Hay virtuosismo por doquier: en las actuaciones, en la reconstrucción de época, en los efectos especiales, en los movimientos de cámara, en la fotografía del mexicano Rodrigo Prieto, en el montaje de Thelma Schoonmaker, en el guion muy complejo, en la concepción global. En cada plano hay algo interesante para observar. Véase, por ejemplo, el plano secuencia del asesinato de Albert Anastasia, que culmina con los disparos que suenan mientras la cámara focaliza un colorido adorno floral (una más de muchas ironías en escenas violentas).

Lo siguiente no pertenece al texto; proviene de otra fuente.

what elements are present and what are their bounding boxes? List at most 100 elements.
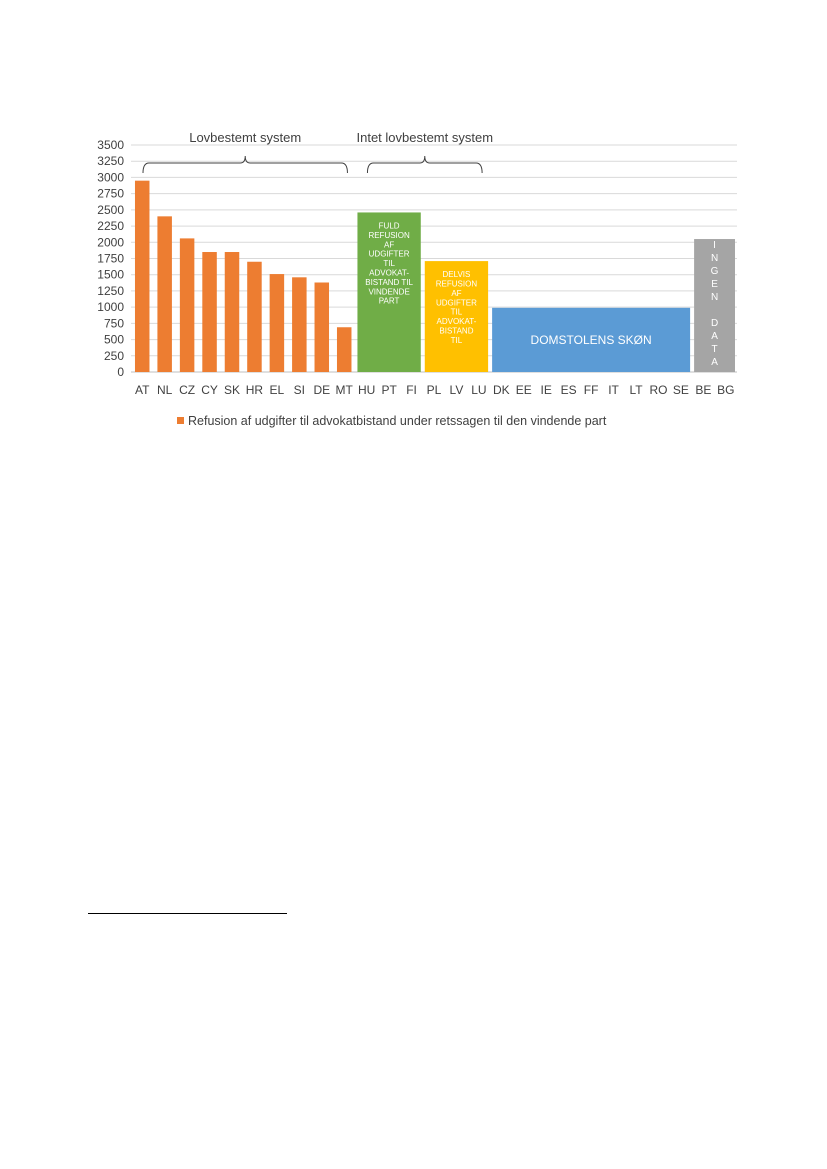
bar-hr: [247, 261, 262, 372]
x-tick-label: DE: [313, 383, 330, 397]
category-block-text: A: [711, 357, 718, 368]
y-tick-label: 250: [104, 349, 124, 363]
bar-nl: [157, 216, 172, 372]
y-tick-label: 3500: [97, 138, 124, 152]
category-block-text: UDGIFTER: [369, 250, 410, 259]
bar-el: [269, 274, 285, 372]
x-axis-ticks: AT NL CZ CY SK HR EL SI DE MT HU PT FI PL LV LU DK EE IE ES…: [135, 383, 734, 397]
bar-sk: [224, 252, 240, 372]
bar-si: [292, 277, 307, 372]
y-tick-label: 1500: [97, 268, 124, 282]
bars: [134, 180, 352, 372]
x-tick-label: ES: [561, 383, 577, 397]
bar-mt: [336, 327, 352, 372]
x-tick-label: BE: [695, 383, 711, 397]
category-block-text: ADVOKAT-: [437, 317, 477, 326]
category-block-text: FULD: [379, 221, 400, 230]
category-block-text: DOMSTOLENS SKØN: [531, 333, 652, 347]
y-axis-ticks: 3500325030002750250022502000175015001250…: [97, 138, 124, 379]
bar-de: [314, 282, 330, 372]
x-tick-label: LV: [450, 383, 464, 397]
legend-label: Refusion af udgifter til advokatbistand …: [188, 414, 607, 428]
category-block-text: UDGIFTER: [436, 298, 477, 307]
category-block: DOMSTOLENS SKØN: [492, 307, 691, 372]
category-block: DELVISREFUSIONAFUDGIFTERTILADVOKAT-BISTA…: [424, 261, 489, 372]
x-tick-label: DK: [493, 383, 510, 397]
x-tick-label: EL: [270, 383, 285, 397]
category-block-text: REFUSION: [368, 231, 410, 240]
x-tick-label: CZ: [179, 383, 195, 397]
x-tick-label: NL: [157, 383, 173, 397]
category-block-text: BISTAND: [439, 326, 473, 335]
y-tick-label: 750: [104, 316, 124, 330]
x-tick-label: CY: [201, 383, 218, 397]
x-tick-label: FF: [584, 383, 599, 397]
x-tick-label: EE: [516, 383, 532, 397]
x-tick-label: HR: [246, 383, 264, 397]
category-block-text: N: [711, 253, 718, 264]
category-block-text: G: [711, 266, 719, 277]
y-tick-label: 3000: [97, 170, 124, 184]
group-label: Intet lovbestemt system: [356, 130, 493, 145]
x-tick-label: HU: [358, 383, 375, 397]
category-block-text: AF: [384, 240, 394, 249]
bar-at: [134, 180, 150, 372]
x-tick-label: IE: [541, 383, 552, 397]
category-block-rect: [424, 261, 489, 372]
y-tick-label: 1750: [97, 252, 124, 266]
x-tick-label: PT: [381, 383, 397, 397]
group-label: Lovbestemt system: [189, 130, 301, 145]
x-tick-label: SE: [673, 383, 689, 397]
category-block-text: TIL: [383, 259, 395, 268]
x-tick-label: PL: [427, 383, 442, 397]
bar-cz: [179, 238, 195, 372]
x-tick-label: LT: [629, 383, 643, 397]
y-tick-label: 500: [104, 333, 124, 347]
group-braces: Lovbestemt system Intet lovbestemt system: [142, 130, 493, 174]
y-tick-label: 2250: [97, 219, 124, 233]
x-tick-label: IT: [608, 383, 619, 397]
y-tick-label: 1250: [97, 284, 124, 298]
legend-swatch: [177, 417, 184, 424]
group-brace: [142, 155, 348, 174]
category-block-text: BISTAND TIL: [365, 278, 413, 287]
category-block-text: TIL: [451, 308, 463, 317]
footnote-rule: [88, 913, 287, 914]
x-tick-label: RO: [649, 383, 667, 397]
category-block-text: D: [711, 318, 718, 329]
category-block-text: DELVIS: [443, 270, 471, 279]
y-tick-label: 2500: [97, 203, 124, 217]
x-tick-label: MT: [336, 383, 354, 397]
category-block-text: AF: [451, 289, 461, 298]
category-block-text: T: [712, 344, 718, 355]
category-block-text: PART: [379, 297, 400, 306]
x-tick-label: AT: [135, 383, 150, 397]
legend: Refusion af udgifter til advokatbistand …: [177, 414, 607, 428]
category-block-text: VINDENDE: [368, 287, 409, 296]
category-block-text: TIL: [451, 336, 463, 345]
category-block-rect: [357, 212, 421, 372]
bar-cy: [202, 252, 217, 372]
y-tick-label: 0: [117, 365, 124, 379]
x-tick-label: BG: [717, 383, 734, 397]
x-tick-label: SI: [294, 383, 305, 397]
category-blocks: FULDREFUSIONAFUDGIFTERTILADVOKAT-BISTAND…: [357, 212, 735, 372]
category-block-rect: [492, 307, 691, 372]
category-block-text: A: [711, 331, 718, 342]
category-block-text: REFUSION: [436, 279, 478, 288]
category-block-text: ADVOKAT-: [369, 268, 409, 277]
y-tick-label: 1000: [97, 300, 124, 314]
category-block: FULDREFUSIONAFUDGIFTERTILADVOKAT-BISTAND…: [357, 212, 421, 372]
category-block-rect: [694, 239, 735, 372]
category-block-text: N: [711, 292, 718, 303]
category-block-text: E: [711, 279, 718, 290]
x-tick-label: FI: [406, 383, 417, 397]
y-tick-label: 3250: [97, 154, 124, 168]
category-block-text: I: [713, 240, 716, 251]
x-tick-label: LU: [471, 383, 486, 397]
group-brace: [366, 155, 483, 174]
x-tick-label: SK: [224, 383, 240, 397]
y-tick-label: 2000: [97, 235, 124, 249]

La secuencia más increíble es la de la fiesta en homenaje a Frank. Además del breve cameo de Steven van Zandt haciendo del cantante melódico Jerry Vale, tenemos todo el juego que se da entre los mafiosos y Hoffa. Desde lejos, sin escuchar lo que dicen, Frank se da cuenta, desolado, de que el destino de su amigo Hoffa está sellado, nada más que por la dinámica de los movimientos y expresiones en el diálogo entre el sindicalista y el mafioso Russ. A su vez, la hija mayor de Frank, Peggy, que desde niña fue un silencioso y amedrentado testigo de la brutalidad criminal de su padre, observa también, desde lejos, y con idéntica comprensión, las cosas que están en juego y que la van a afectar profundamente.
Ojalá que Scorsese siga haciendo cine hasta pasados los 100 años de edad (tiene 77). Por las dudas, podemos estar tranquilos de que nos dejó, con esta película, un generoso testamento.
El irlandés (The Irishman). Dirigida por Martin Scorsese. Basado en el libro de investigación I Heard You Paint Houses, de Charles Brandt. Con Robert De Niro, Al Pacino, Joe Pesci. Estados Unidos, 2019. En Cinemateca. Mañana se estrena en Netflix.